The performance of ‘Virgin Mary redeem us of Putin’ included a reference to the country’s persecuted LGBT community with the line ‘Gay pride sent to Siberia in chains’ and was staged on 21 February to rally against the president ahead of the country’s elections in March.

The trio have been in detention for four months now and face possible prison sentences of up to seven years. A court ruled on Friday (21 July) that the women must remain in pre-trial custody for six months.

Human rights group Amnesty International are calling for the ‘immediate release’ of the women, insisting they are prisoners of conscience, detained solely for the peaceful expression of their beliefs.

Amnesty International Europe and Central Asia director, John Dalhuisen, said: ‘These three activists have now been behind bars for months, awaiting a trial that should not be taking place.

‘Even if the three arrested women did take part in the protest, the severity of the response of the Russian authorities and the detention on the serious criminal charge of hooliganism would not be a justifiable response to the peaceful, if, to many, offensive, expression of their political beliefs.

‘The Russian authorities must drop the charges of hooliganism and immediately and unconditionally release these three women.’

During the demonstration in Christ the Saviour Cathedral, several group members covered their faces with balaclavas.

The song called on Virgin Mary to become a feminist and banish Vladimir Putin. It also criticized the dedication and support shown to Putin by some representatives of the Russian Orthodox Church.

The Russian authorities subsequently arrested Maria Alekhina and Nadezhda Tolokonnikova on 4 March, and Ekaterina Samutsevich on 15 March, claiming they were the masked singers.

One of the women, Nadezhda Tolokonnikova, has admitted to being a member of the larger Pussy Riot group and taking part in the protest, while the other two deny any involvement in the cathedral protest.

‘Even if the action was calculated to shock and was known to be likely to cause offence, the activists left the Cathedral when requested to do so and caused no damage,’ Dalhuisen added.

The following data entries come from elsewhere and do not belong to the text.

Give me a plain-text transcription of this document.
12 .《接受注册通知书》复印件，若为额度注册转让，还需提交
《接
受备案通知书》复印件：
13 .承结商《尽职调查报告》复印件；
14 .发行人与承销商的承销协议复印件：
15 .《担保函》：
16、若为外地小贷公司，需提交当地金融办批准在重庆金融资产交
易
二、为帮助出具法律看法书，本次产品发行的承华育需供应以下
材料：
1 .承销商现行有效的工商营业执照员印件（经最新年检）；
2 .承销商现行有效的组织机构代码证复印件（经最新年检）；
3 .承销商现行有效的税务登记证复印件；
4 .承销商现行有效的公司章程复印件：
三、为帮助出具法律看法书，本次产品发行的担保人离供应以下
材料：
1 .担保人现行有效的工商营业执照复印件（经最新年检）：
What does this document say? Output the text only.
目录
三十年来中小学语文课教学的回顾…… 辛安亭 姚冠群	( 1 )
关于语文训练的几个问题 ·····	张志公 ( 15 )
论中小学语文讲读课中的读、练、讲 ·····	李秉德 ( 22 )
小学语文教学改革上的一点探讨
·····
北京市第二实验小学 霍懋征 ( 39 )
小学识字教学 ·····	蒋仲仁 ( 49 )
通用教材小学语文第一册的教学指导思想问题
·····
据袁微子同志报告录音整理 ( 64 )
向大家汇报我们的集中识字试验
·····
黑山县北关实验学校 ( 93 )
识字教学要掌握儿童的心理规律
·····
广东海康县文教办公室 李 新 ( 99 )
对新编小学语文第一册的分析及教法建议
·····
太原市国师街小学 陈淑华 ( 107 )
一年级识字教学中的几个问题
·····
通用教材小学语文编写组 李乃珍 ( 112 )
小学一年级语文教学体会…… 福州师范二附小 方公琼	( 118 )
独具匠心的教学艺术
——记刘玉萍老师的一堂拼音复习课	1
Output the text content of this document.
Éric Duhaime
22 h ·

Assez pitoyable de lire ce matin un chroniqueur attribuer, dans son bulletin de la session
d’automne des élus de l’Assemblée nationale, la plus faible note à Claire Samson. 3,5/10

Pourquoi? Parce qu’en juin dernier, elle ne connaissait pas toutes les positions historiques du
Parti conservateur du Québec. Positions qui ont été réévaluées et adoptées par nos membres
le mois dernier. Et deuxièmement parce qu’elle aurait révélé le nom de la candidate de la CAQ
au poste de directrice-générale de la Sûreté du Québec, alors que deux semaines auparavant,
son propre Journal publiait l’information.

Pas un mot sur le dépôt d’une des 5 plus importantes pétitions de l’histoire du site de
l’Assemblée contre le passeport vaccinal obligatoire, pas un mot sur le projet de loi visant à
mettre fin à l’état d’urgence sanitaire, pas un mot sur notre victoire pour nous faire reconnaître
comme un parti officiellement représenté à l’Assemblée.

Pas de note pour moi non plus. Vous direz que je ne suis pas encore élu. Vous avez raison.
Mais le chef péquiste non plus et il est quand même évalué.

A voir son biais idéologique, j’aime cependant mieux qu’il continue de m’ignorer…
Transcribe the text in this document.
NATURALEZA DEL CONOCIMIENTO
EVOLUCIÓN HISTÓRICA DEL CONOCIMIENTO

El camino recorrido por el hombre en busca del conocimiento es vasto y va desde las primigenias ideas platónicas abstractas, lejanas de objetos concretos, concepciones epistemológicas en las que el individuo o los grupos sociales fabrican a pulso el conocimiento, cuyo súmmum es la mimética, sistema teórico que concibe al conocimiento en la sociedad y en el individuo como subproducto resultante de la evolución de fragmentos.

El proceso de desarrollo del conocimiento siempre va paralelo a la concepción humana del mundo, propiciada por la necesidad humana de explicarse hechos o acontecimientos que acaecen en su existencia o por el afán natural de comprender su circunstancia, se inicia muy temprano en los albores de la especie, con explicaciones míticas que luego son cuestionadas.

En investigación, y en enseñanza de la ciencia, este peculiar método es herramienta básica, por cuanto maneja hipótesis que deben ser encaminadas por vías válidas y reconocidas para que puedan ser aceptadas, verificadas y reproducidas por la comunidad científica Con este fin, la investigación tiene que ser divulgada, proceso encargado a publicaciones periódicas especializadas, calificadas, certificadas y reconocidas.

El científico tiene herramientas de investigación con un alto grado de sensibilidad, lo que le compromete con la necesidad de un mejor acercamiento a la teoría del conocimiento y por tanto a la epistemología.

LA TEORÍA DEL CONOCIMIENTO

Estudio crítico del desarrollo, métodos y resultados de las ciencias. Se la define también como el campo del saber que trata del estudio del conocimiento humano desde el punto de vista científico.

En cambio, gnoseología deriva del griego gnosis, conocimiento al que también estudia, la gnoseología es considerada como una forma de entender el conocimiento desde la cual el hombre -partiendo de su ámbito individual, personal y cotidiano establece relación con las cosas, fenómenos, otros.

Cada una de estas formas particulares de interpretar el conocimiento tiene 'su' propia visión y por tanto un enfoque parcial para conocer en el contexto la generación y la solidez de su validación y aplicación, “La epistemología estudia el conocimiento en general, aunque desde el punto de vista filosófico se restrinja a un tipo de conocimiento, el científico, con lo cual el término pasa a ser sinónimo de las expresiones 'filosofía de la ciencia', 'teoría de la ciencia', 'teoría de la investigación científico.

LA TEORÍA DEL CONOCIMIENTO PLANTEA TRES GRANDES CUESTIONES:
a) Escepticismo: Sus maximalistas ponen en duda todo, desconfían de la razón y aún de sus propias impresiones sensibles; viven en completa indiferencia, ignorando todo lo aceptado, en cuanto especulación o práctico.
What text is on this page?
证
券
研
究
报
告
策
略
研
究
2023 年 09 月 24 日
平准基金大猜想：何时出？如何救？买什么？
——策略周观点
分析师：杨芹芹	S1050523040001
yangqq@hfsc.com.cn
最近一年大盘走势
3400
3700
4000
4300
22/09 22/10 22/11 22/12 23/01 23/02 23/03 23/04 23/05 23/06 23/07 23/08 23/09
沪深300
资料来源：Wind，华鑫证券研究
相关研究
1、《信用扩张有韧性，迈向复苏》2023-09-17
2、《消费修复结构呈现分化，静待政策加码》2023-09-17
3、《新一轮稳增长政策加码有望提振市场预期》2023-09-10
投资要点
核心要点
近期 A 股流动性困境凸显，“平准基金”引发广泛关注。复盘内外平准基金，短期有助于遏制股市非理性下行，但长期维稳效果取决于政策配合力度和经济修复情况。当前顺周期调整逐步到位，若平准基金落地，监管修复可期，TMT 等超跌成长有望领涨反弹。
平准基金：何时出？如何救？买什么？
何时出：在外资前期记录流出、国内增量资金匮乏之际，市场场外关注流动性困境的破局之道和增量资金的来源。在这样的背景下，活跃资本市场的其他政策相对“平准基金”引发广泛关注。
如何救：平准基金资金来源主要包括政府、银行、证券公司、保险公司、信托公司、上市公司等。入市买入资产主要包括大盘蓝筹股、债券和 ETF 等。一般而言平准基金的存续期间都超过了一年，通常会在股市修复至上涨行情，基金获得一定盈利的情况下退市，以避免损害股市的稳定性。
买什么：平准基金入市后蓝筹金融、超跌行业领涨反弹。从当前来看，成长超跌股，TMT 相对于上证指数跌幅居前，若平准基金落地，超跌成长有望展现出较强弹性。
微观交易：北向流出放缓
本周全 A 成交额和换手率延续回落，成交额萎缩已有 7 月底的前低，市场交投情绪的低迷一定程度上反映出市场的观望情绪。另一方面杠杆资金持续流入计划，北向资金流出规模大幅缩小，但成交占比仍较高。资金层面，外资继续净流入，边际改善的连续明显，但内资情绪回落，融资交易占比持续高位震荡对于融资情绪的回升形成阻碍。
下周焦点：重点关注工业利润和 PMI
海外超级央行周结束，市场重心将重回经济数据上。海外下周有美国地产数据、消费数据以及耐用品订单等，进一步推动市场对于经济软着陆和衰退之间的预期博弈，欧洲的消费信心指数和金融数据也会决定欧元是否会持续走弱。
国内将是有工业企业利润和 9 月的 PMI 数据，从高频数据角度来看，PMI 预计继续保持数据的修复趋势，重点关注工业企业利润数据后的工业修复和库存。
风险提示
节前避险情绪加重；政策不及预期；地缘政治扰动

‘The entire action lasted only a few minutes and caused only minimal disruption to those using the Cathedral for other, notably religious, purposes.

‘The broader political context surrounding the anti-Putin protests at the time, and the anticlerical, anti-Putin content of the activists’ message, have clearly and unlawfully been taken into account in the charges that have been brought against them.’

A video montage of the song available on the internet has led to a wide debate about the protest.

The press secretary of President-elect Vladimir Putin called the protest despicable and said it would be followed up ‘with all the necessary consequences’.

Although a representative of the Orthodox Church initially called for mercy for the protesters, subsequent statements by representatives of the church have called for harsh punishment and for the women to be prosecuted for inciting hatred on grounds of religion. The women’s relatives have reportedly also received anonymous death threats.

Amnesty has pointed out that the European Court of Human Rights has repeatedly held that freedom of expression applies not only to inoffensive ideas, ‘but also to those that offend, shock or disturb the State or any sector of the population’.

Pussy Riot was formed in 2011 and has conducted several performances in public places such as the Moscow underground, Red Square and on the roofs of buses.

In media interviews the group members have stated that they protest against, among other things, stifling of freedom of expression and assembly in Russia, the unfair political process and the fabrication of criminal cases against opposition activists.